Audit, Findings, and Remediation

Audit Readiness

Being able to show accurate records and explain how the process really works when someone asks.

Definition

Audit readiness is not just having files on hand. It means the site can produce accurate records, explain the process behind them, and show who owns the controls when questions are asked.

A site that is truly audit ready can answer practical questions like who approves overtime, how worker complaints are tracked, where corrective action plan (CAP) evidence is stored, or what proof shows the change is actually working.

How this source informs this section

SMETA Audit Overview

SMETA methodology is directly relevant because it depends on records, worker interviews, and management explanation being reviewable and credible.

Why it matters

Without audit readiness, good controls may be hard to verify and bad controls may be hidden behind last-minute document assembly. Review quality drops quickly when the evidence trail is weak.

This also matters because poor readiness is often the first sign that management systems are thin even before a severe issue is confirmed.

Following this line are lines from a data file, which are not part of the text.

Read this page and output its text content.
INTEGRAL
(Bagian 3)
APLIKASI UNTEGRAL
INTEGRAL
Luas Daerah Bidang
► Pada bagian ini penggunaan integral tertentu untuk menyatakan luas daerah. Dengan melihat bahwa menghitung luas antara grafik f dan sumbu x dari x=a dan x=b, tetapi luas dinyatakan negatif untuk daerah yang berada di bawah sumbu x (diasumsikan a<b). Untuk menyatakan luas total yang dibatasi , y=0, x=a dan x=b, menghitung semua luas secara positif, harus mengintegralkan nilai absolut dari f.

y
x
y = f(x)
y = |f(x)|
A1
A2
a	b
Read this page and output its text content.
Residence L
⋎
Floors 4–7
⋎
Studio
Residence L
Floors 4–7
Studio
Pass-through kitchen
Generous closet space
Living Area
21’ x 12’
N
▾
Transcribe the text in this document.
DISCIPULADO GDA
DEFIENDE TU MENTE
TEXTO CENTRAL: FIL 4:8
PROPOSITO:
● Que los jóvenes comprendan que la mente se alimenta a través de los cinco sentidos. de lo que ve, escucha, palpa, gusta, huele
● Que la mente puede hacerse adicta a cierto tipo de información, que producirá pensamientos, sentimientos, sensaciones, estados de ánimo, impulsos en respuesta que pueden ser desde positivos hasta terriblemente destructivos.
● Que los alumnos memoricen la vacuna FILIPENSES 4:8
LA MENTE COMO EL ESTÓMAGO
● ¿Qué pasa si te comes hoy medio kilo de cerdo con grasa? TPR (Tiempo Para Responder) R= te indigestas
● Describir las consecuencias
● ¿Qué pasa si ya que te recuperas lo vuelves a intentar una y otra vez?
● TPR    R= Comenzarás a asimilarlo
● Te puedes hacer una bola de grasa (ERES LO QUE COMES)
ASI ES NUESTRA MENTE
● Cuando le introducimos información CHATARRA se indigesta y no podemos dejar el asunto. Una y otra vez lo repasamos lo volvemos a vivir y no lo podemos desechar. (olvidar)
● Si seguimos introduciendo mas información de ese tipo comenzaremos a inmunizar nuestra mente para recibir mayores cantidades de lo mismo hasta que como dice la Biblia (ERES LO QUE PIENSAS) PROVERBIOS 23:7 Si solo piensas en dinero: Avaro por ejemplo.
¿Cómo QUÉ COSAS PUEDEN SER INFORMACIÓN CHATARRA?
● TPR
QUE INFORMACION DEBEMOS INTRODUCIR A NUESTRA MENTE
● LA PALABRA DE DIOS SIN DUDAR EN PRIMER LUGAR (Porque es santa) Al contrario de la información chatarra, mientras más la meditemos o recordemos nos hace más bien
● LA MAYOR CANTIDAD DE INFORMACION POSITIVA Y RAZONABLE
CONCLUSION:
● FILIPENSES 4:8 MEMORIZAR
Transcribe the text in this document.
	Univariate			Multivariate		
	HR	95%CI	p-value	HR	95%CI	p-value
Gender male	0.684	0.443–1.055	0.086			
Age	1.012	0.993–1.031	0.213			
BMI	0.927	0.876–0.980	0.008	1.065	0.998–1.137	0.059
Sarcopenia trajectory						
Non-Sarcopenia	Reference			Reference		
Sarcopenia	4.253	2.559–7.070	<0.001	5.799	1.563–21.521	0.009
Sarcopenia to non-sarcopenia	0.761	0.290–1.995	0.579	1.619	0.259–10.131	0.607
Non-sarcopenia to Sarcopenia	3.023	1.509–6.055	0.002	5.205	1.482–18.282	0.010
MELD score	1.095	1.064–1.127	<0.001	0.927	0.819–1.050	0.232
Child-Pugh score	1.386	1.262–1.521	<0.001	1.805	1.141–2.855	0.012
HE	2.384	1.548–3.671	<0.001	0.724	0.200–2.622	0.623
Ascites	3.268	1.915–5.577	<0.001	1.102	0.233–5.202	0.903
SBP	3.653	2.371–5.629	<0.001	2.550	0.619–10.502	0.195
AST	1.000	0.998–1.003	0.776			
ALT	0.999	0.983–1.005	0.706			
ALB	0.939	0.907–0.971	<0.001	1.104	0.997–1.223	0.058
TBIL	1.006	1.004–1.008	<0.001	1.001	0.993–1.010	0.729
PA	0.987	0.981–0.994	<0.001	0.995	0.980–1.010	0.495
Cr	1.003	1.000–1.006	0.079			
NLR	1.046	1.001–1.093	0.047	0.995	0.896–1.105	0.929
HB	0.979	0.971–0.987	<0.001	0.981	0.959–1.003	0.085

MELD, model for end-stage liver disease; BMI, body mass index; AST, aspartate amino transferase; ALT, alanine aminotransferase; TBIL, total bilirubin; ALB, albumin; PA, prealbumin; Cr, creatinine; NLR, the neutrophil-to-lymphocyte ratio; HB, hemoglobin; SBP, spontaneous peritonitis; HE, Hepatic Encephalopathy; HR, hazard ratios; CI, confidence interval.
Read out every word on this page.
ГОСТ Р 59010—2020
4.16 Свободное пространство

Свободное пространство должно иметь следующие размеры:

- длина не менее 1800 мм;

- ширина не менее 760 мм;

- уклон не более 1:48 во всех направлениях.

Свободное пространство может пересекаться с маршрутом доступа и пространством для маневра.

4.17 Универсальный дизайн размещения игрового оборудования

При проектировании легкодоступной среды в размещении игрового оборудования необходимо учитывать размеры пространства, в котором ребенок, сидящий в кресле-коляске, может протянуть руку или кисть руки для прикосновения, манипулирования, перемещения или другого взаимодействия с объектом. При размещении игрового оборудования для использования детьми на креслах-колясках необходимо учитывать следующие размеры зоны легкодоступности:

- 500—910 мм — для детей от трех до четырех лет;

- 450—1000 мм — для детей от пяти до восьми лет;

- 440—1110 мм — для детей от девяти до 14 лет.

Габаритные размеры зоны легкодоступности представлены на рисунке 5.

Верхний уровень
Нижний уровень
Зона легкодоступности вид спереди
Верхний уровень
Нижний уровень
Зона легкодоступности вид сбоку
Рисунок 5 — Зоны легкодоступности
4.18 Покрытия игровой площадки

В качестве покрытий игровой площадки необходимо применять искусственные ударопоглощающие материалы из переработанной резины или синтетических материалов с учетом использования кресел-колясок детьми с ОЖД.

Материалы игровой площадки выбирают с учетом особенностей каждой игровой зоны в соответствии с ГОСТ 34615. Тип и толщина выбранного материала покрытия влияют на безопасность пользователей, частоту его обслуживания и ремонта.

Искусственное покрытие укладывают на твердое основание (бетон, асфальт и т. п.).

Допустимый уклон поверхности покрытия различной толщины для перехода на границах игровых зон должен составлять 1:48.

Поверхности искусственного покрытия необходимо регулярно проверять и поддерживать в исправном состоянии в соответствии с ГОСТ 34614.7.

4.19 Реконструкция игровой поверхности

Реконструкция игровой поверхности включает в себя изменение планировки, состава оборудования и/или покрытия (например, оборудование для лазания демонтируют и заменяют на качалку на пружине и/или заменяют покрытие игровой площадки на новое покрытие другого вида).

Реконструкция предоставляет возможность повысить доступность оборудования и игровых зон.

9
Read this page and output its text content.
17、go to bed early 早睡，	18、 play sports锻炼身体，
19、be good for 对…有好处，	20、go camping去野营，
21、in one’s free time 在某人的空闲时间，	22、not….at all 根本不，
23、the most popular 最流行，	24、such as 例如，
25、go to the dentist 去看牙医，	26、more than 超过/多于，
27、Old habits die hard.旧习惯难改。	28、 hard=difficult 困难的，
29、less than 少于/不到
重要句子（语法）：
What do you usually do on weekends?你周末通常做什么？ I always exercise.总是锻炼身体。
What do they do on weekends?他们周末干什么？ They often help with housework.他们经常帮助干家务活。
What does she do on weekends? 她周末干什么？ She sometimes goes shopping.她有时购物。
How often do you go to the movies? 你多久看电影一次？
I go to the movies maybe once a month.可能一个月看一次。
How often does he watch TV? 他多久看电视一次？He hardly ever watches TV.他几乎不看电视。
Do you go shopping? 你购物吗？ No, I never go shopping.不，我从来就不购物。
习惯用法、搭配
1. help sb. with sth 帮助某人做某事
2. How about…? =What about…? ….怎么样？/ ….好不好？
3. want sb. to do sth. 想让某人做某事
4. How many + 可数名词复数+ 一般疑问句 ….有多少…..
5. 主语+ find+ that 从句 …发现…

How this source informs this section

OECD Due Diligence Guidance for Responsible Business Conduct

OECD guidance supports treating evidence quality and reviewability as part of real due diligence rather than a presentation issue only.

Nuance

Audit readiness should not become a coaching exercise for appearance only. The goal is not to perform well for the audit but to keep the system reviewable all the time.

Teams should pay close attention when the supplier can produce the documents but cannot explain how the process actually works.

How this source informs this section

SMETA Audit Overview

Audit-methodology context helps distinguish a site that is ready because it runs the process well from a site that is only prepared for the visit.

Sources

SMETA Audit Overview

Sedex · methodology

Used here for how SMETA describes audit scope, records review, worker interviews, findings, and corrective action plan (CAP) follow-up.

OECD Due Diligence Guidance for Responsible Business Conduct

OECD · guidance

OECD's core guidance on how companies identify risk, prioritize, respond, track follow-up, and communicate what changed.